← Back to context

Comment by oorza

1 year ago

That's the question I was trying to answer. I don't think we can quantify or qualify what higher consciousness actually is, but my hypothesis is the perception of time as non-linear is what leads to it, similar how the perception of communication gave rise to Keller's self awareness.

You can “perceive” time as non-linear all you want, but at the end of the day every effect we’ve found has a temporally-preceding cause.

The “higher consciousness” that we experience thanks to language is probably similar to how—for example—autistic savants can perform astonishing feats of mental math. You’re probably better off trying to understand their thought process and replicate it in a more neurotypical brain than you are trying to figure out how to think in terms of non-linear time in a linear-time reality.

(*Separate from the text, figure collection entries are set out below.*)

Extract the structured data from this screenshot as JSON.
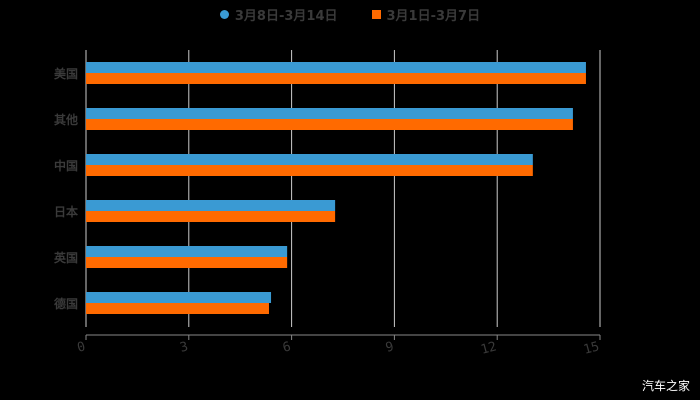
{
  "chart_data": {
    "type": "bar",
    "orientation": "horizontal",
    "title": "",
    "xlabel": "",
    "ylabel": "",
    "categories": [
      "美国",
      "其他",
      "中国",
      "日本",
      "英国",
      "德国"
    ],
    "series": [
      {
        "name": "3月8日-3月14日",
        "color": "#3a9ad3",
        "marker": "circle",
        "values": [
          14.59,
          14.21,
          13.04,
          7.27,
          5.87,
          5.4
        ]
      },
      {
        "name": "3月1日-3月7日",
        "color": "#ff6a00",
        "marker": "square",
        "values": [
          14.59,
          14.21,
          13.04,
          7.27,
          5.87,
          5.34
        ]
      }
    ],
    "xlim": [
      0,
      15
    ],
    "xticks": [
      0,
      3,
      6,
      9,
      12,
      15
    ],
    "grid": "vertical",
    "legend_position": "top"
  },
  "legend": {
    "items": [
      {
        "label": "3月8日-3月14日",
        "color": "#3a9ad3"
      },
      {
        "label": "3月1日-3月7日",
        "color": "#ff6a00"
      }
    ]
  },
  "watermark": "汽车之家",
  "colors": {
    "background": "#000000",
    "gridline": "#cccccc",
    "axis_text": "#3a3a3a",
    "series1": "#3a9ad3",
    "series2": "#ff6a00"
  }
}
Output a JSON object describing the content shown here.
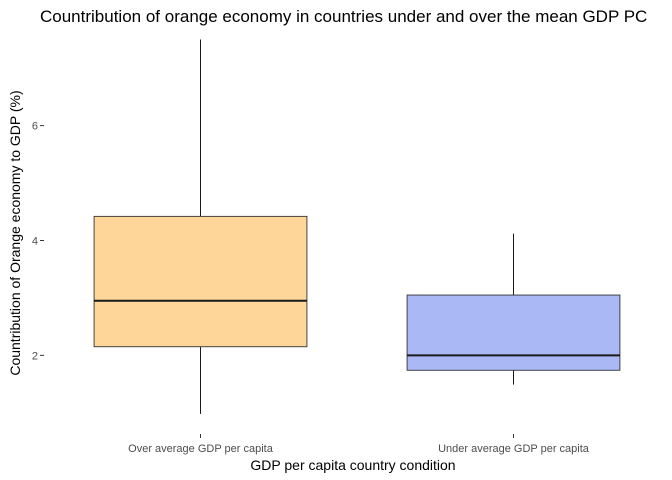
{
  "chart_data": {
    "type": "boxplot",
    "title": "Countribution of orange economy in countries under and over the mean GDP PC",
    "xlabel": "GDP per capita country condition",
    "ylabel": "Countribution of Orange economy to GDP (%)",
    "ylim": [
      0.7,
      7.7
    ],
    "yticks": [
      2,
      4,
      6
    ],
    "ytick_labels": [
      "2",
      "4",
      "6"
    ],
    "grid": false,
    "legend": "none",
    "categories": [
      "Over average GDP per capita",
      "Under average GDP per capita"
    ],
    "series": [
      {
        "category": "Over average GDP per capita",
        "min": 0.98,
        "q1": 2.15,
        "median": 2.95,
        "q3": 4.42,
        "max": 7.5,
        "color": "#FFD699"
      },
      {
        "category": "Under average GDP per capita",
        "min": 1.49,
        "q1": 1.74,
        "median": 2.0,
        "q3": 3.05,
        "max": 4.12,
        "color": "#AAB9F5"
      }
    ]
  }
}
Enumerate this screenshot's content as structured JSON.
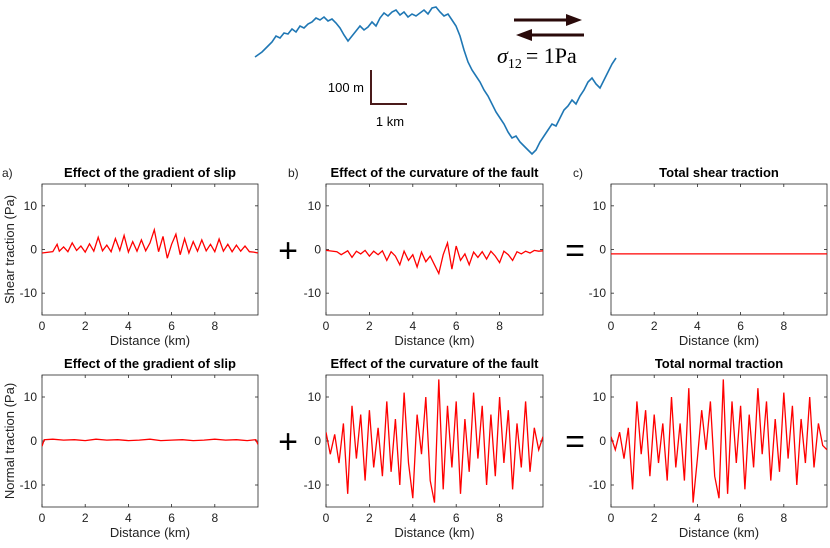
{
  "profile": {
    "scale_vertical_label": "100 m",
    "scale_horizontal_label": "1 km",
    "stress_label_symbol": "σ",
    "stress_label_subscript": "12",
    "stress_label_value": "= 1Pa",
    "line_color": "#1f77b4"
  },
  "chart_data": [
    {
      "type": "line",
      "panel_letter": "a)",
      "title": "Effect of the gradient of slip",
      "xlabel": "Distance (km)",
      "ylabel": "Shear traction (Pa)",
      "xlim": [
        0,
        10
      ],
      "ylim": [
        -15,
        15
      ],
      "xticks": [
        0,
        2,
        4,
        6,
        8
      ],
      "yticks": [
        10,
        0,
        -10
      ],
      "color": "#ff0000",
      "series": [
        {
          "x": [
            0,
            0.5,
            0.7,
            0.8,
            1,
            1.2,
            1.4,
            1.6,
            1.8,
            2,
            2.2,
            2.4,
            2.6,
            2.8,
            3,
            3.2,
            3.4,
            3.6,
            3.8,
            4,
            4.2,
            4.4,
            4.6,
            4.8,
            5,
            5.2,
            5.4,
            5.6,
            5.8,
            6,
            6.2,
            6.4,
            6.6,
            6.8,
            7,
            7.2,
            7.4,
            7.6,
            7.8,
            8,
            8.2,
            8.4,
            8.6,
            8.8,
            9,
            9.2,
            9.4,
            9.6,
            9.8,
            10
          ],
          "y": [
            -0.8,
            -0.5,
            1.2,
            -0.4,
            0.6,
            -0.5,
            1.5,
            -0.2,
            0.8,
            -0.6,
            1.3,
            -0.4,
            2.8,
            -0.3,
            1.0,
            -0.5,
            2.5,
            -0.2,
            3.2,
            -0.6,
            1.8,
            -0.4,
            2.2,
            -0.3,
            1.5,
            4.5,
            -0.5,
            3.0,
            -2.0,
            1.2,
            3.5,
            -1.2,
            2.5,
            -0.8,
            1.8,
            -0.4,
            2.2,
            -0.3,
            1.2,
            -0.5,
            2.4,
            -0.4,
            1.2,
            -0.5,
            1.0,
            -0.4,
            0.8,
            -0.5,
            -0.6,
            -0.8
          ]
        }
      ]
    },
    {
      "type": "line",
      "panel_letter": "b)",
      "title": "Effect of the curvature of the fault",
      "xlabel": "Distance (km)",
      "ylabel": "",
      "xlim": [
        0,
        10
      ],
      "ylim": [
        -15,
        15
      ],
      "xticks": [
        0,
        2,
        4,
        6,
        8
      ],
      "yticks": [
        10,
        0,
        -10
      ],
      "color": "#ff0000",
      "series": [
        {
          "x": [
            0,
            0.5,
            0.7,
            1,
            1.2,
            1.4,
            1.6,
            1.8,
            2,
            2.2,
            2.4,
            2.6,
            2.8,
            3,
            3.2,
            3.4,
            3.6,
            3.8,
            4,
            4.2,
            4.4,
            4.6,
            4.8,
            5,
            5.2,
            5.4,
            5.6,
            5.8,
            6,
            6.2,
            6.4,
            6.6,
            6.8,
            7,
            7.2,
            7.4,
            7.6,
            7.8,
            8,
            8.2,
            8.4,
            8.6,
            8.8,
            9,
            9.2,
            9.4,
            9.6,
            9.8,
            10
          ],
          "y": [
            -0.2,
            -0.5,
            -1.2,
            -0.3,
            -1.8,
            -0.4,
            -1.0,
            -0.2,
            -1.5,
            -0.4,
            -1.2,
            -0.3,
            -2.5,
            -0.5,
            -1.5,
            -3.5,
            -0.4,
            -2.5,
            -1.2,
            -4.0,
            -0.6,
            -2.8,
            -1.5,
            -3.5,
            -5.5,
            -1.2,
            1.5,
            -4.5,
            0.8,
            -2.5,
            -1.0,
            -3.5,
            -0.6,
            -1.8,
            -0.5,
            -2.2,
            -0.4,
            -1.5,
            -3.0,
            -0.4,
            -1.2,
            -2.5,
            -0.5,
            -1.0,
            -0.4,
            -0.8,
            -0.2,
            -0.4,
            -0.3
          ]
        }
      ]
    },
    {
      "type": "line",
      "panel_letter": "c)",
      "title": "Total shear traction",
      "xlabel": "Distance (km)",
      "ylabel": "",
      "xlim": [
        0,
        10
      ],
      "ylim": [
        -15,
        15
      ],
      "xticks": [
        0,
        2,
        4,
        6,
        8
      ],
      "yticks": [
        10,
        0,
        -10
      ],
      "color": "#ff0000",
      "series": [
        {
          "x": [
            0,
            2,
            4,
            6,
            8,
            10
          ],
          "y": [
            -1,
            -1,
            -1,
            -1,
            -1,
            -1
          ]
        }
      ]
    },
    {
      "type": "line",
      "panel_letter": "",
      "title": "Effect of the gradient of slip",
      "xlabel": "Distance (km)",
      "ylabel": "Normal traction (Pa)",
      "xlim": [
        0,
        10
      ],
      "ylim": [
        -15,
        15
      ],
      "xticks": [
        0,
        2,
        4,
        6,
        8
      ],
      "yticks": [
        10,
        0,
        -10
      ],
      "color": "#ff0000",
      "series": [
        {
          "x": [
            0,
            0.1,
            0.5,
            1,
            1.5,
            2,
            2.5,
            3,
            3.5,
            4,
            4.5,
            5,
            5.5,
            6,
            6.5,
            7,
            7.5,
            8,
            8.5,
            9,
            9.5,
            9.9,
            10
          ],
          "y": [
            -1.2,
            0.3,
            0.4,
            0.2,
            0.3,
            0.1,
            0.4,
            0.2,
            0.3,
            0.1,
            0.2,
            0.4,
            0.1,
            0.2,
            0.3,
            0.1,
            0.2,
            0.4,
            0.2,
            0.3,
            0.1,
            0.3,
            -0.8
          ]
        }
      ]
    },
    {
      "type": "line",
      "panel_letter": "",
      "title": "Effect of the curvature of the fault",
      "xlabel": "Distance (km)",
      "ylabel": "",
      "xlim": [
        0,
        10
      ],
      "ylim": [
        -15,
        15
      ],
      "xticks": [
        0,
        2,
        4,
        6,
        8
      ],
      "yticks": [
        10,
        0,
        -10
      ],
      "color": "#ff0000",
      "series": [
        {
          "x": [
            0,
            0.2,
            0.4,
            0.6,
            0.8,
            1.0,
            1.2,
            1.4,
            1.6,
            1.8,
            2.0,
            2.2,
            2.4,
            2.6,
            2.8,
            3.0,
            3.2,
            3.4,
            3.6,
            3.8,
            4.0,
            4.2,
            4.4,
            4.6,
            4.8,
            5.0,
            5.2,
            5.4,
            5.6,
            5.8,
            6.0,
            6.2,
            6.4,
            6.6,
            6.8,
            7.0,
            7.2,
            7.4,
            7.6,
            7.8,
            8.0,
            8.2,
            8.4,
            8.6,
            8.8,
            9.0,
            9.2,
            9.4,
            9.6,
            9.8,
            10
          ],
          "y": [
            2,
            -3,
            1.5,
            -5,
            4,
            -12,
            8,
            -4,
            6,
            -9,
            7,
            -6,
            3,
            -8,
            9,
            -7,
            5,
            -10,
            11,
            -5,
            -13,
            6,
            -3,
            10,
            -9,
            -14,
            14,
            -11,
            8,
            -6,
            9,
            -12,
            5,
            -7,
            11,
            -4,
            8,
            -10,
            6,
            -8,
            10,
            -5,
            7,
            -11,
            4,
            -6,
            9,
            -7,
            3,
            -2,
            1
          ]
        }
      ]
    },
    {
      "type": "line",
      "panel_letter": "",
      "title": "Total normal traction",
      "xlabel": "Distance (km)",
      "ylabel": "",
      "xlim": [
        0,
        10
      ],
      "ylim": [
        -15,
        15
      ],
      "xticks": [
        0,
        2,
        4,
        6,
        8
      ],
      "yticks": [
        10,
        0,
        -10
      ],
      "color": "#ff0000",
      "series": [
        {
          "x": [
            0,
            0.2,
            0.4,
            0.6,
            0.8,
            1.0,
            1.2,
            1.4,
            1.6,
            1.8,
            2.0,
            2.2,
            2.4,
            2.6,
            2.8,
            3.0,
            3.2,
            3.4,
            3.6,
            3.8,
            4.0,
            4.2,
            4.4,
            4.6,
            4.8,
            5.0,
            5.2,
            5.4,
            5.6,
            5.8,
            6.0,
            6.2,
            6.4,
            6.6,
            6.8,
            7.0,
            7.2,
            7.4,
            7.6,
            7.8,
            8.0,
            8.2,
            8.4,
            8.6,
            8.8,
            9.0,
            9.2,
            9.4,
            9.6,
            9.8,
            10
          ],
          "y": [
            1,
            -2,
            2,
            -4,
            3,
            -11,
            9,
            -3,
            7,
            -8,
            6,
            -5,
            4,
            -9,
            10,
            -6,
            4,
            -9,
            12,
            -14,
            -4,
            7,
            -2,
            9,
            -8,
            -13,
            14,
            -12,
            9,
            -5,
            8,
            -11,
            6,
            -6,
            12,
            -3,
            9,
            -9,
            5,
            -7,
            11,
            -4,
            8,
            -10,
            5,
            -5,
            10,
            -6,
            4,
            -1,
            -2
          ]
        }
      ]
    }
  ]
}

  • Linear can mean two things though: cause-and-effect reality, which, sure seems to be the case. But also - uniform dilation of the experience of time. Which, arguably, we already play with day to day in many subtle ways, and in every conversation/writing/movie/fiction as we distill the thoughts and experiences of others from vastly larger times to our own understanding in the present. We even experience this ebb and flow dilation of the meaningful experience of time as we daydream, work, rest, and sleep - time is rarely experienced with equal attention to every second. It's a dance through the day. And there certainly seem to be (chemical, or meditative) ways to consciously tinker with that effect, or to be more or less skilled with it.